Count Levin August Gottlieb Theophil von Bennigsen (10 February 1745 in Braunschweig – 3 December 1826 in Banteln) was a German general in the service of the Russian Empire.
Bennigsen was born on 10 February 1745 into a Hanoverian noble family in Brunswick. His family owned several estates at Banteln in Hanover. Bennigsen served successively as a page at the Hanoverian court and as an officer of foot-guards, and four years later, in 1763, as captain, he participated in the final campaign of the Seven Years' War. In 1764, after the death of his father and his marriage to Baroness Steimberg, he retired from the Hanoverian army, and settled at the estates he owned in Banteln. In 1773, shortly after reentering Hanoverian service for a brief period, he entered the Russian service as a field officer, and was subsequently accepted into the Vyatka musketeer regiment in the same year. He fought against the Turks in 1774 and in 1778, becoming lieutenant-colonel in the latter year. In 1787 his conduct at the storming of Ochakov won him promotion to the rank of brigadier, and he distinguished himself repeatedly in smashing the Kościuszko Uprising and in the Persian War of 1796 where he fought at Derbent. On 9 July 1794, he was promoted to Major General for his accomplishments in the former campaign, and on 26 September 1794 he was awarded the Order of St. George of the Third Degree and an estate in Minsk guberniya.
In 1798 Bennigsen was fired from military service by the Tsar Paul I allegedly because of his connections with Platon Zubov. It is known that he took an active part in the planning phase of the conspiracy to assassinate Paul I, but his role in the actual killing remains a matter of conjecture. Tsar Alexander I made him governor-general of Lithuania in 1801, and in 1802 a general of cavalry.
In 1806 Bennigsen was in command of one of the Russian armies operating against Napoleon, when he fought the battle of Pultusk and met the emperor in person in the bloody battle of Eylau (8 February 1807). In the Battle of Pultusk he resisted French troops under Jean Lannes before retreating. This brought him the Order of St. George of the Second Degree while after the battle of Eylau he was awarded Order of St. Andrew - the highest order in the Russian empire. Here he could claim to have inflicted the first reverse suffered by Napoleon, but six months later Bennigsen met with the crushing defeat of Friedland (14 June 1807) the direct consequence of which was the treaty of Tilsit.

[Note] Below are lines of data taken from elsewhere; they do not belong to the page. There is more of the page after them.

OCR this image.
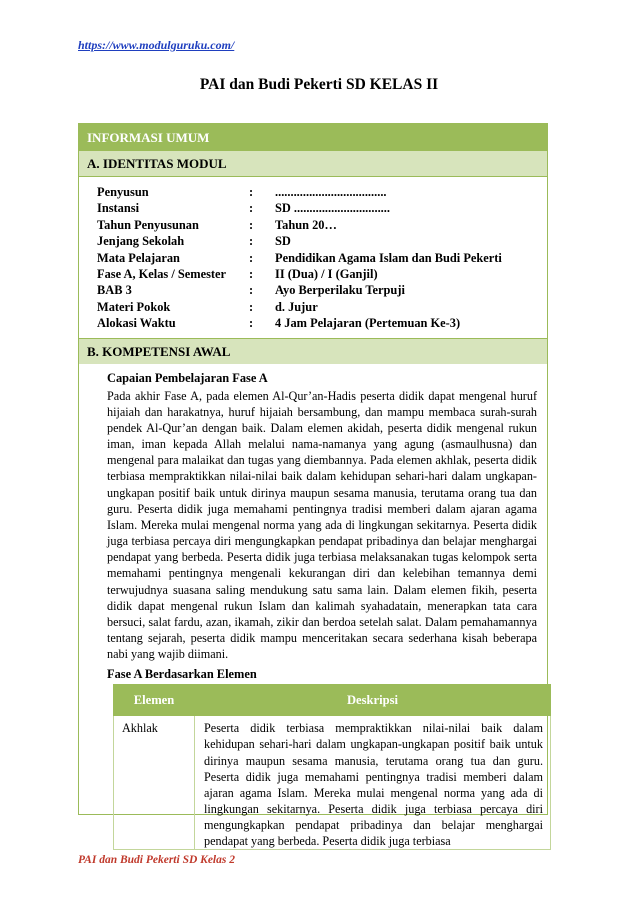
https://www.modulguruku.com/
PAI dan Budi Pekerti SD KELAS II
INFORMASI UMUM
A. IDENTITAS MODUL
Penyusun	:	....................................
Instansi	:	SD ...............................
Tahun Penyusunan	:	Tahun 20…
Jenjang Sekolah	:	SD
Mata Pelajaran	:	Pendidikan Agama Islam dan Budi Pekerti
Fase A, Kelas / Semester	:	II (Dua) / I (Ganjil)
BAB 3	:	Ayo Berperilaku Terpuji
Materi Pokok	:	d. Jujur
Alokasi Waktu	:	4 Jam Pelajaran (Pertemuan Ke-3)
B. KOMPETENSI AWAL
Capaian Pembelajaran Fase A

Pada akhir Fase A, pada elemen Al-Qur’an-Hadis peserta didik dapat mengenal huruf hijaiah dan harakatnya, huruf hijaiah bersambung, dan mampu membaca surah-surah pendek Al-Qur’an dengan baik. Dalam elemen akidah, peserta didik mengenal rukun iman, iman kepada Allah melalui nama-namanya yang agung (asmaulhusna) dan mengenal para malaikat dan tugas yang diembannya. Pada elemen akhlak, peserta didik terbiasa mempraktikkan nilai-nilai baik dalam kehidupan sehari-hari dalam ungkapan-ungkapan positif baik untuk dirinya maupun sesama manusia, terutama orang tua dan guru. Peserta didik juga memahami pentingnya tradisi memberi dalam ajaran agama Islam. Mereka mulai mengenal norma yang ada di lingkungan sekitarnya. Peserta didik juga terbiasa percaya diri mengungkapkan pendapat pribadinya dan belajar menghargai pendapat yang berbeda. Peserta didik juga terbiasa melaksanakan tugas kelompok serta memahami pentingnya mengenali kekurangan diri dan kelebihan temannya demi terwujudnya suasana saling mendukung satu sama lain. Dalam elemen fikih, peserta didik dapat mengenal rukun Islam dan kalimah syahadatain, menerapkan tata cara bersuci, salat fardu, azan, ikamah, zikir dan berdoa setelah salat. Dalam pemahamannya tentang sejarah, peserta didik mampu menceritakan secara sederhana kisah beberapa nabi yang wajib diimani.

Fase A Berdasarkan Elemen
Elemen	Deskripsi
Akhlak	Peserta didik terbiasa mempraktikkan nilai-nilai baik dalam kehidupan sehari-hari dalam ungkapan-ungkapan positif baik untuk dirinya maupun sesama manusia, terutama orang tua dan guru. Peserta didik juga memahami pentingnya tradisi memberi dalam ajaran agama Islam. Mereka mulai mengenal norma yang ada di lingkungan sekitarnya. Peserta didik juga terbiasa percaya diri mengungkapkan pendapat pribadinya dan belajar menghargai pendapat yang berbeda. Peserta didik juga terbiasa
PAI dan Budi Pekerti SD Kelas 2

Bennigsen was heavily criticised for the Battle of Friedland and for the decline of discipline in the army and now retired for some years, but in the campaign of 1812 he reappeared in the army in various responsible positions. He was present at Borodino, and defeated Murat in the engagement of Tarutino where he himself was wounded in the leg, but on account of a quarrel with Marshal Kutusov, the Russian commander-in-chief, he was compelled to retire from active military employment.
After the death of Kutusov, Bennigsen was recalled and placed at the head of an army. Bennigsen participated in the battles of Bautzen and Lützen, leading one of the columns that made the decisive attack on the last day of the battle of Leipzig (16–19 October 1813). On the same evening he was made a count by the emperor Alexander I, and he afterwards commanded the forces which operated against Marshal Davout in North Germany, most notably in the year-long Siege of Hamburg (1813–14). After the peace treaty of Fontainebleau he was awarded the St. George order of the First Degree - the highest Russian military order - for his actions in the Napoleonic wars in general.
After the general peace Bennigsen held a command from 1815 to 1818, when he retired from active service and settled on his Hanoverian estate of Banteln near Hildesheim. By the end of his life he completely lost his sight. He died on 31 December 1826, eight years after he had retired. His son, Count Alexander Levin von Bennigsen (1809-1893) was a distinguished Hanoverian statesman.
Bennigsen wrote the three-volume "Mémoires du général Bennignien", which was published in Paris in 1907-1908. Though they contain "fascinating" details regarding the Russian wars and battles between 1806-1813, the work often beautifies historical facts.